Photo by Bryce Owen ’17 | Walker Adams ’16 (left) instructs Jake McIvor ’18 (right) on the sidelines vs Westview, Sept. 2.
By Jack Davis ’19
Mr. Walker Adams ’16 exited the field for the last time Oct. 11, 2015 in Brophy’s 38-35 loss to Hamilton.
It was later revealed that he had torn his ACL for the second time in his career.
Almost 11 months later, Mr. Adams is preparing Brophy players for an upcoming game as a linebackers coach.
Since his injury, Mr. Adams has been working to reattain his pre-injury status on the gridiron.
“I’ve been coaching for Brophy, rehabbing, getting ready to start attending my part-time classes for Scottsdale Community, and working on getting recruited again,” Mr. Adams said.
Mr. Adams isn’t content with settling as a linebacker for the Artichokes, aspiring to move up to the Division-1 level.
“The ultimate goal is to get back to playing in the Pac-12 where I was originally recruited,” Mr. Adams said.
Mr. Adams’ rehabilitation process has been slow but not stagnant.
“Rehab is good,” Mr. Adams said. “I’m, for the most part, healthy now. I’m pretty much just training but I still have about a month left of working out, I think, until I’m full strength.”
Around his Brophy graduation, Mr. Adams was fully cemented as a linebackers coach.
“It was a combination of coach [Mr.] Moore and coach [Mr.] Molander both talking to me about it and finally setting it in stone around May last year,” Mr. Adams said.
Coaching is something Mr. Adams has thought about as an occupation after his playing career, and the chance to bring his wisdom to a coaching staff came sooner rather than later.
“I’ve always thought about coaching when I was done playing,” Mr. Adams said. “This was just the next logical step while I was still in town with not a lot to do.”
Brophy linebacker Max Fees ’17 was immediately excited upon hearing the news of Mr. Adams’ new position.
“When I first heard I thought it was great news,” Fees said. “Walker has always had a coach’s spirit and he is obviously a great linebacker. He’s a close friend and a great teammate and he brings great energy on the field both as a coach and a player.”
If Mr. Adams chooses not to ascend the coaching tree, he plans to study computer science and mathematics in college.
“I’d like to probably major in computer sciences and applied mathematics and do something in that field because that’s really interesting to me,” Mr. Adams said. “There’s a lot of job openings in the future for that.”
Mr. Adams brings youth, relatability and the knowledge he has accumulated over his playing career to Brophy’s coaching staff.

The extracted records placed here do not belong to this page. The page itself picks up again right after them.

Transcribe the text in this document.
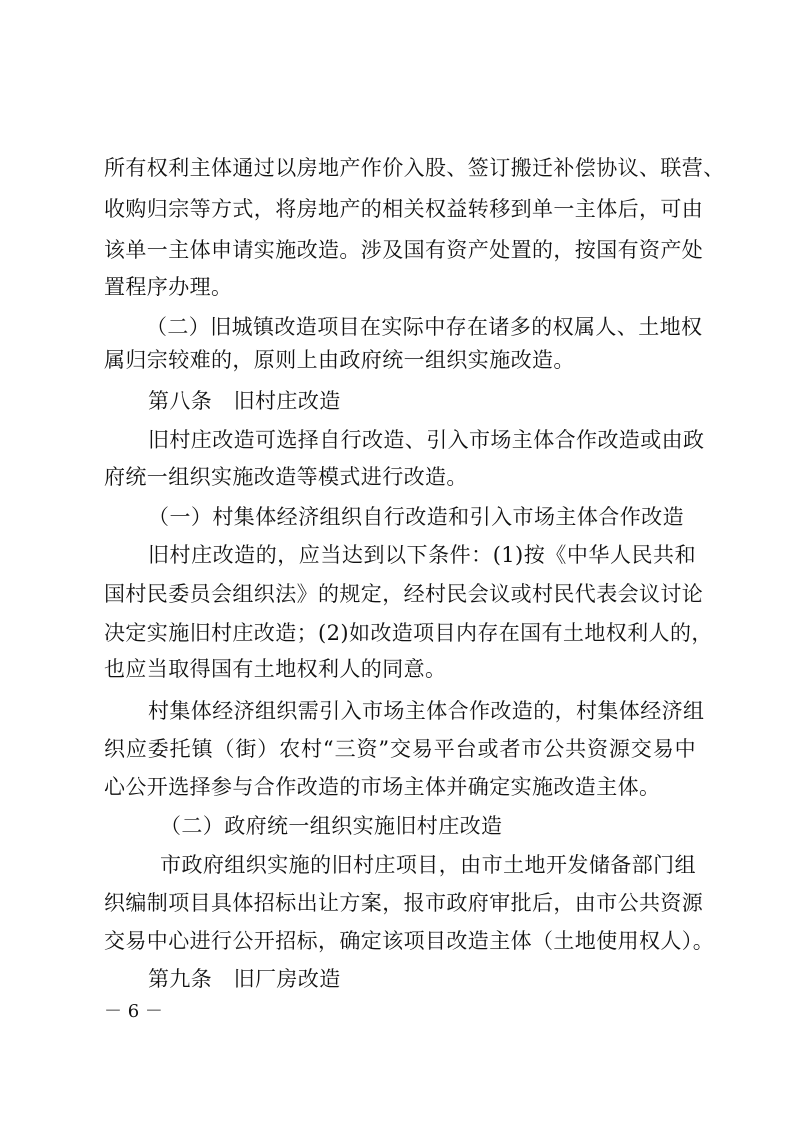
所有权利主体通过以房地产作价入股、签订搬迁补偿协议、联营、
收购归宗等方式，将房地产的相关权益转移到单一主体后，可由
该单一主体申请实施改造。涉及国有资产处置的，按国有资产处
置程序办理。
（二）旧城镇改造项目在实际中存在诸多的权属人、土地权
属归宗较难的，原则上由政府统一组织实施改造。
第八条　旧村庄改造
旧村庄改造可选择自行改造、引入市场主体合作改造或由政
府统一组织实施改造等模式进行改造。
（一）村集体经济组织自行改造和引入市场主体合作改造
旧村庄改造的，应当达到以下条件：(1)按《中华人民共和
国村民委员会组织法》的规定，经村民会议或村民代表会议讨论
决定实施旧村庄改造；(2)如改造项目内存在国有土地权利人的，
也应当取得国有土地权利人的同意。
村集体经济组织需引入市场主体合作改造的，村集体经济组
织应委托镇（街）农村“三资”交易平台或者市公共资源交易中
心公开选择参与合作改造的市场主体并确定实施改造主体。
（二）政府统一组织实施旧村庄改造
市政府组织实施的旧村庄项目，由市土地开发储备部门组
织编制项目具体招标出让方案，报市政府审批后，由市公共资源
交易中心进行公开招标，确定该项目改造主体（土地使用权人）。
第九条　旧厂房改造
－ 6 －
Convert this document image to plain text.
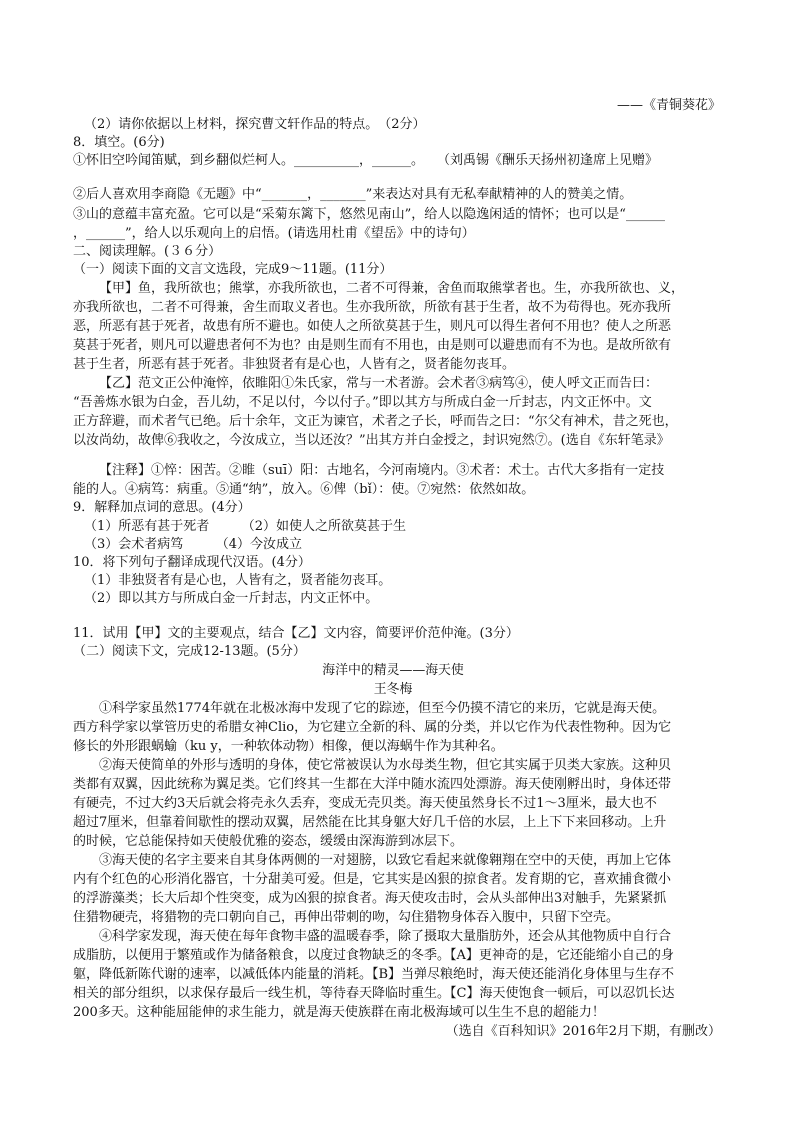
——《青铜葵花》
（2）请你依据以上材料，探究曹文轩作品的特点。　（2分）
8．填空。(6分)
①怀旧空吟闻笛赋，到乡翻似烂柯人。__________，______。　　（刘禹锡《酬乐天扬州初逢席上见赠》
②后人喜欢用李商隐《无题》中“_______，_______”来表达对具有无私奉献精神的人的赞美之情。
③山的意蕴丰富充盈。它可以是“采菊东篱下，悠然见南山”，给人以隐逸闲适的情怀；也可以是“______
，______”，给人以乐观向上的启悟。(请选用杜甫《望岳》中的诗句）
二、阅读理解。(３６分）
（一）阅读下面的文言文选段，完成9～11题。(11分）
【甲】鱼，我所欲也；熊掌，亦我所欲也，二者不可得兼，舍鱼而取熊掌者也。生，亦我所欲也、义，
亦我所欲也，二者不可得兼，舍生而取义者也。生亦我所欲，所欲有甚于生者，故不为苟得也。死亦我所
恶，所恶有甚于死者，故患有所不避也。如使人之所欲莫甚于生，则凡可以得生者何不用也？使人之所恶
莫甚于死者，则凡可以避患者何不为也？由是则生而有不用也，由是则可以避患而有不为也。是故所欲有
甚于生者，所恶有甚于死者。非独贤者有是心也，人皆有之，贤者能勿丧耳。
【乙】范文正公仲淹悴，依睢阳①朱氏家，常与一术者游。会术者③病笃④，使人呼文正而告曰：
“吾善炼水银为白金，吾儿幼，不足以付，今以付子。”即以其方与所成白金一斤封志，内文正怀中。文
正方辞避，而术者气已绝。后十余年，文正为谏官，术者之子长，呼而告之曰：“尔父有神术，昔之死也，
以汝尚幼，故俾⑥我收之，今汝成立，当以还汝？”出其方并白金授之，封识宛然⑦。(选自《东轩笔录》
【注释】①悴：困苦。②睢（suī）阳：古地名，今河南境内。③术者：术士。古代大多指有一定技
能的人。④病笃：病重。⑤通“纳”，放入。⑥俾（bǐ）：使。⑦宛然：依然如故。
9．解释加点词的意思。(4分）
（1）所恶有甚于死者　　　（2）如使人之所欲莫甚于生
（3）会术者病笃　　　（4）今汝成立
10．将下列句子翻译成现代汉语。(4分）
（1）非独贤者有是心也，人皆有之，贤者能勿丧耳。
（2）即以其方与所成白金一斤封志，内文正怀中。
11．试用【甲】文的主要观点，结合【乙】文内容，简要评价范仲淹。(3分）
（二）阅读下文，完成12-13题。(5分）
海洋中的精灵——海天使
王冬梅
①科学家虽然1774年就在北极冰海中发现了它的踪迹，但至今仍摸不清它的来历，它就是海天使。
西方科学家以掌管历史的希腊女神Clio，为它建立全新的科、属的分类，并以它作为代表性物种。因为它
修长的外形跟蜗蝓（ku y，一种软体动物）相像，便以海蜗牛作为其种名。
②海天使简单的外形与透明的身体，使它常被误认为水母类生物，但它其实属于贝类大家族。这种贝
类都有双翼，因此统称为翼足类。它们终其一生都在大洋中随水流四处漂游。海天使刚孵出时，身体还带
有硬壳，不过大约3天后就会将壳永久丢弃，变成无壳贝类。海天使虽然身长不过1～3厘米，最大也不
超过7厘米，但靠着间歇性的摆动双翼，居然能在比其身躯大好几千倍的水层，上上下下来回移动。上升
的时候，它总能保持如天使般优雅的姿态，缓缓由深海游到冰层下。
③海天使的名字主要来自其身体两侧的一对翅膀，以致它看起来就像翱翔在空中的天使，再加上它体
内有个红色的心形消化器官，十分甜美可爱。但是，它其实是凶狠的掠食者。发育期的它，喜欢捕食微小
的浮游藻类；长大后却个性突变，成为凶狠的掠食者。海天使攻击时，会从头部伸出3对触手，先紧紧抓
住猎物硬壳，将猎物的壳口朝向自己，再伸出带刺的吻，勾住猎物身体吞入腹中，只留下空壳。
④科学家发现，海天使在每年食物丰盛的温暖春季，除了摄取大量脂肪外，还会从其他物质中自行合
成脂肪，以便用于繁殖或作为储备粮食，以度过食物缺乏的冬季。【A】更神奇的是，它还能缩小自己的身
躯，降低新陈代谢的速率，以减低体内能量的消耗。【B】当弹尽粮绝时，海天使还能消化身体里与生存不
相关的部分组织，以求保存最后一线生机，等待春天降临时重生。【C】海天使饱食一顿后，可以忍饥长达
200多天。这种能屈能伸的求生能力，就是海天使族群在南北极海域可以生生不息的超能力！
（选自《百科知识》2016年2月下期，有删改）
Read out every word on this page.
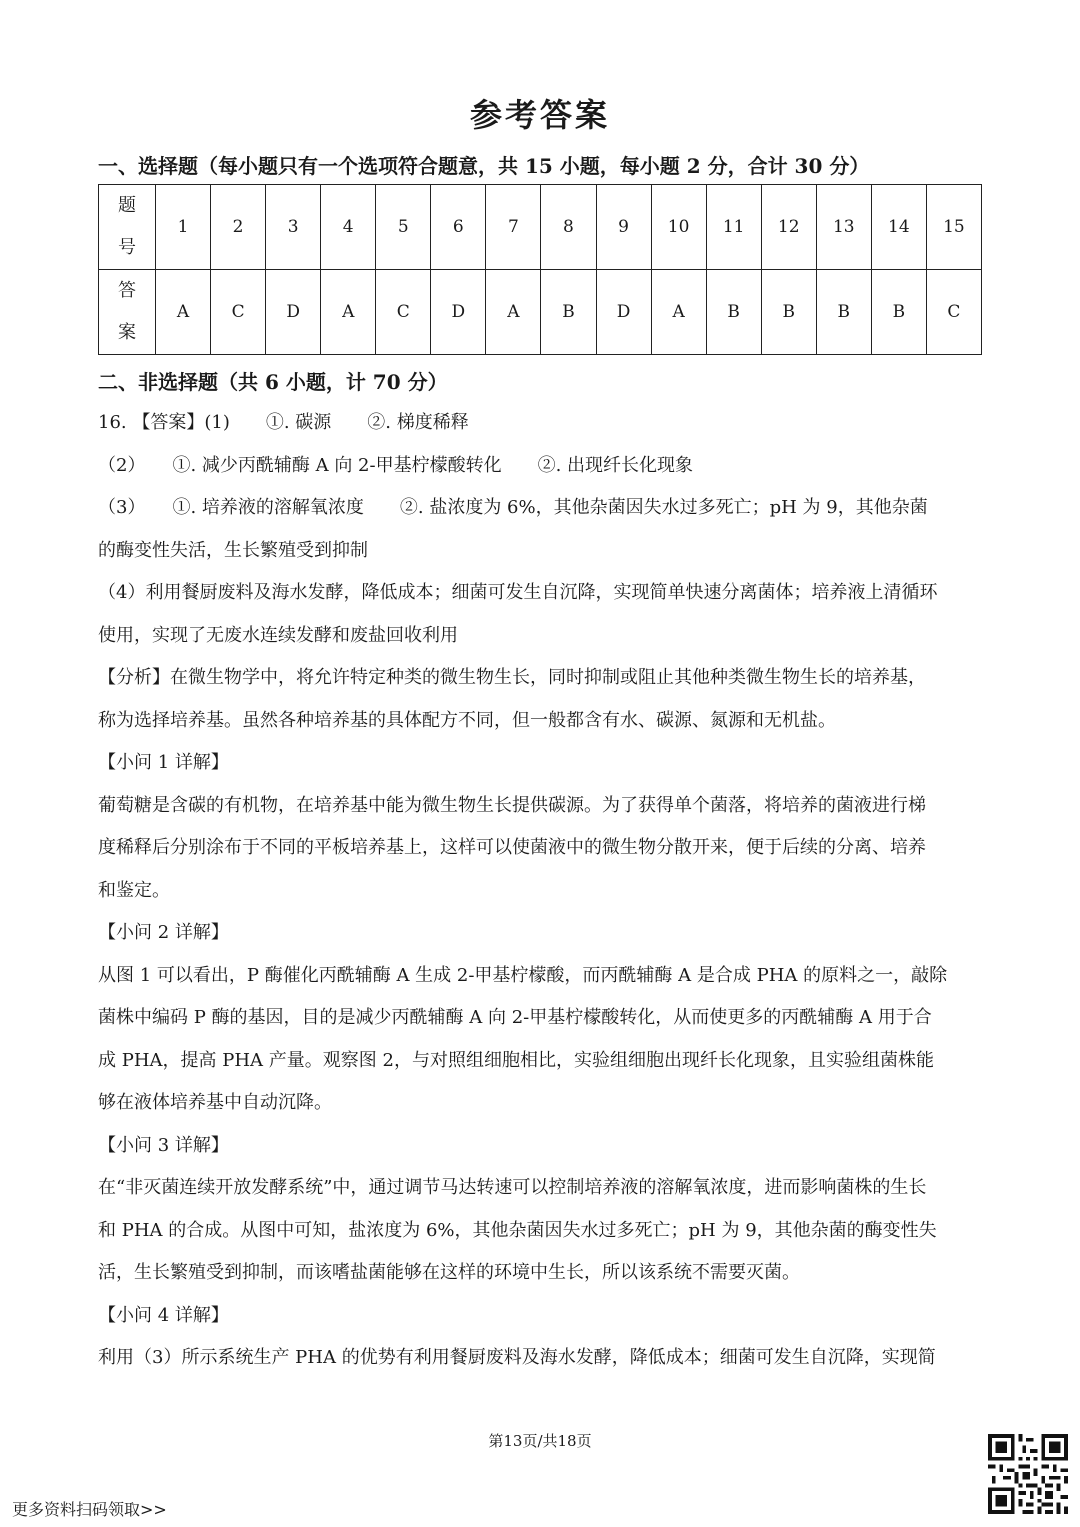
参考答案
一、选择题（每小题只有一个选项符合题意，共 15 小题，每小题 2 分，合计 30 分）
题
号	1	2	3	4	5	6	7	8	9	10	11	12	13	14	15

答
案	A	C	D	A	C	D	A	B	D	A	B	B	B	B	C
二、非选择题（共 6 小题，计 70 分）
16. 【答案】(1)　　①. 碳源　　②. 梯度稀释
（2）　　①. 减少丙酰辅酶 A 向 2-甲基柠檬酸转化　　②. 出现纤长化现象
（3）　　①. 培养液的溶解氧浓度　　②. 盐浓度为 6%，其他杂菌因失水过多死亡；pH 为 9，其他杂菌
的酶变性失活，生长繁殖受到抑制
（4）利用餐厨废料及海水发酵，降低成本；细菌可发生自沉降，实现简单快速分离菌体；培养液上清循环
使用，实现了无废水连续发酵和废盐回收利用
【分析】在微生物学中，将允许特定种类的微生物生长，同时抑制或阻止其他种类微生物生长的培养基，
称为选择培养基。虽然各种培养基的具体配方不同，但一般都含有水、碳源、氮源和无机盐。
【小问 1 详解】
葡萄糖是含碳的有机物，在培养基中能为微生物生长提供碳源。为了获得单个菌落，将培养的菌液进行梯
度稀释后分别涂布于不同的平板培养基上，这样可以使菌液中的微生物分散开来，便于后续的分离、培养
和鉴定。
【小问 2 详解】
从图 1 可以看出，P 酶催化丙酰辅酶 A 生成 2-甲基柠檬酸，而丙酰辅酶 A 是合成 PHA 的原料之一，敲除
菌株中编码 P 酶的基因，目的是减少丙酰辅酶 A 向 2-甲基柠檬酸转化，从而使更多的丙酰辅酶 A 用于合
成 PHA，提高 PHA 产量。观察图 2，与对照组细胞相比，实验组细胞出现纤长化现象，且实验组菌株能
够在液体培养基中自动沉降。
【小问 3 详解】
在“非灭菌连续开放发酵系统”中，通过调节马达转速可以控制培养液的溶解氧浓度，进而影响菌株的生长
和 PHA 的合成。从图中可知，盐浓度为 6%，其他杂菌因失水过多死亡；pH 为 9，其他杂菌的酶变性失
活，生长繁殖受到抑制，而该嗜盐菌能够在这样的环境中生长，所以该系统不需要灭菌。
【小问 4 详解】
利用（3）所示系统生产 PHA 的优势有利用餐厨废料及海水发酵，降低成本；细菌可发生自沉降，实现简
第13页/共18页
更多资料扫码领取>>
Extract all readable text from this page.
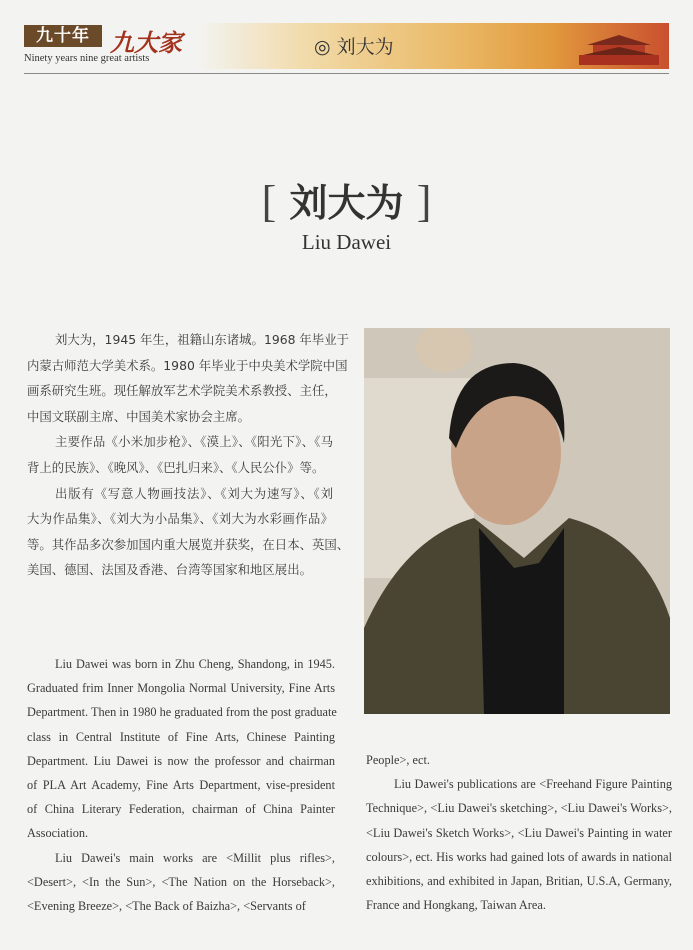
◎ 刘大为
九十年 九大家
Ninety years nine great artists
[ 刘大为 ]
Liu Dawei
刘大为，1945 年生，祖籍山东诸城。1968 年毕业于
内蒙古师范大学美术系。1980 年毕业于中央美术学院中国
画系研究生班。现任解放军艺术学院美术系教授、主任，
中国文联副主席、中国美术家协会主席。
主要作品《小米加步枪》、《漠上》、《阳光下》、《马
背上的民族》、《晚风》、《巴扎归来》、《人民公仆》等。
出版有《写意人物画技法》、《刘大为速写》、《刘
大为作品集》、《刘大为小品集》、《刘大为水彩画作品》
等。其作品多次参加国内重大展览并获奖，在日本、英国、
美国、德国、法国及香港、台湾等国家和地区展出。
Liu Dawei was born in Zhu Cheng, Shandong, in 1945.
Graduated frim Inner Mongolia Normal University, Fine Arts
Department. Then in 1980 he graduated from the post graduate
class in Central Institute of Fine Arts, Chinese Painting
Department. Liu Dawei is now the professor and chairman
of PLA Art Academy, Fine Arts Department, vise-president
of China Literary Federation, chairman of China Painter
Association.
Liu Dawei's main works are <Millit plus rifles>,
<Desert>, <In the Sun>, <The Nation on the Horseback>,
<Evening Breeze>, <The Back of Baizha>, <Servants of
People>, ect.
Liu Dawei's publications are <Freehand Figure Painting
Technique>, <Liu Dawei's sketching>, <Liu Dawei's Works>,
<Liu Dawei's Sketch Works>, <Liu Dawei's Painting in water
colours>, ect. His works had gained lots of awards in national
exhibitions, and exhibited in Japan, Britian, U.S.A, Germany,
France and Hongkang, Taiwan Area.
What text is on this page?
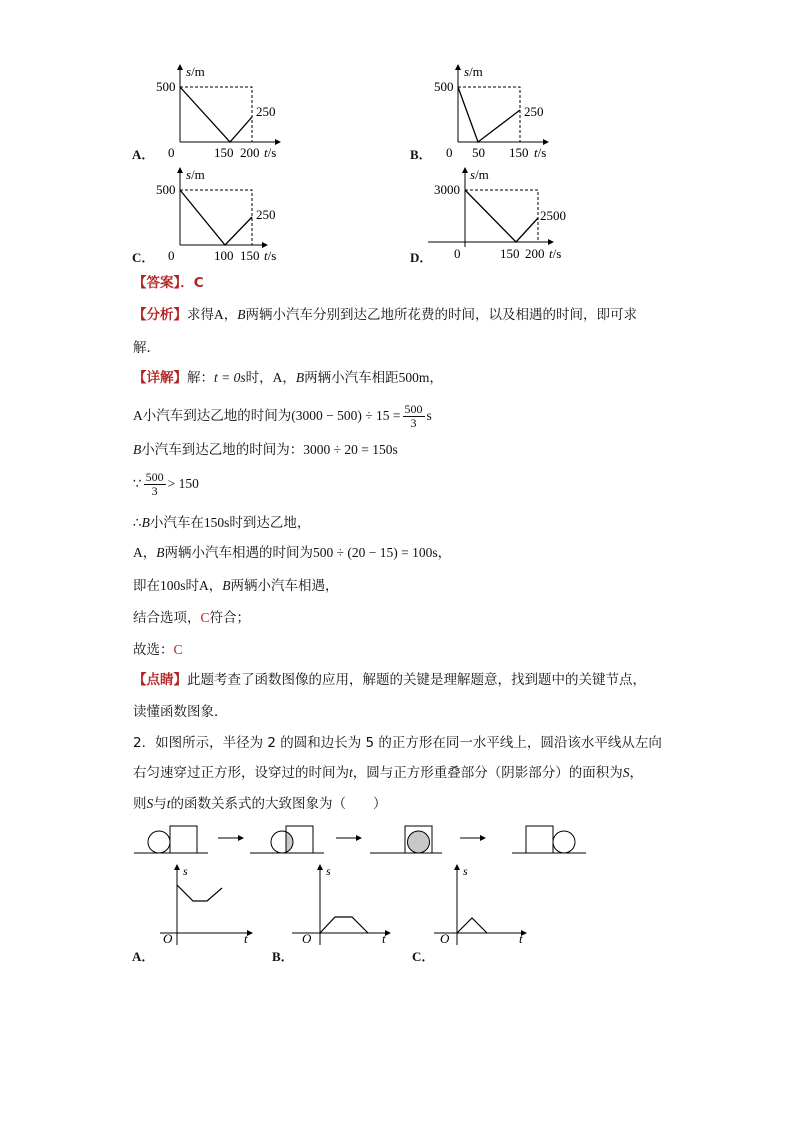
s/m
500
250
0	150 200 t/s
A．
s/m
500
250
0 50 150 t/s
B．
s/m
500
250
0	100 150 t/s
C．
s/m
3000
2500
0	150 200 t/s
D．
【答案】．C
【分析】求得A，B两辆小汽车分别到达乙地所花费的时间，以及相遇的时间，即可求
解．
【详解】解：t = 0s时，A，B两辆小汽车相距500m，
A小汽车到达乙地的时间为$(3000 - 500) \div 15 = \frac{500}{3}$ s
B小汽车到达乙地的时间为：3000 ÷ 20 = 150s
∵ $\frac{500}{3} > 150$
∴B小汽车在150s时到达乙地，
A，B两辆小汽车相遇的时间为500 ÷ (20 − 15) = 100s，
即在100s时A，B两辆小汽车相遇，
结合选项，C符合；
故选：C
【点睛】此题考查了函数图像的应用，解题的关键是理解题意，找到题中的关键节点，
读懂函数图象．
2．如图所示，半径为 2 的圆和边长为 5 的正方形在同一水平线上，圆沿该水平线从左向
右匀速穿过正方形，设穿过的时间为t，圆与正方形重叠部分（阴影部分）的面积为S，
则S与t的函数关系式的大致图象为（　　）
s
O	t
A．
s
O	t
B．
s
O	t
C．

“I think that since I am the youngest coach on the staff by several years, I relate to the kids really well and I’m, to a degree, very knowledgable about linebacker play,” Mr. Adams said. “And with the help of coach [Mr.] Moore, it’s really helping me become a better player at the same time, so I’m enjoying it.”
Fees said he thinks that Mr. Adams’ spirit is the greatest addition to the Bronco coaching staff.
“Walker has a big heart,” Fees said. “He plays with it, he leads with it and he coaches with it. To have his spirit on the coaching staff is a great addition.”
“I had the pleasure of watching Walker play his sophomore year, the year he broke Brophy’s tackling record,” Fees said. “At the time I was the freshman middle linebacker, and Walker modeled the leadership, intensity and pure competitive drive that I hoped to bring to the field myself. We shared a middle linebacker identity and it meant the world to both of us.”
Coach Adams’ favorite thing about coaching so far has been seeing the knowledge he instills in his players come to fruition on the field.
“My favorite thing so far has just been watching the guys that I coach make plays,” Mr. Adams said. “It’s been really exciting to see the guys that you practice with and help train go out there and execute. It’s really exciting.”
“Everybody has been standing out in their own ways,” Mr. Adams said. “Lots of kids are making plays in practice and games. In the film room, in the weight room, all of them work really hard and it’s been super exciting to see all of them get to work.”
Mr. Adams said that the state championship is an important goal, but it is not all that matters.
“The obvious goal is to win a state championship,” Mr. Adams said. “But the end game is to make these kids really good men and to help develop them into becoming better football players for the rest of their lives.”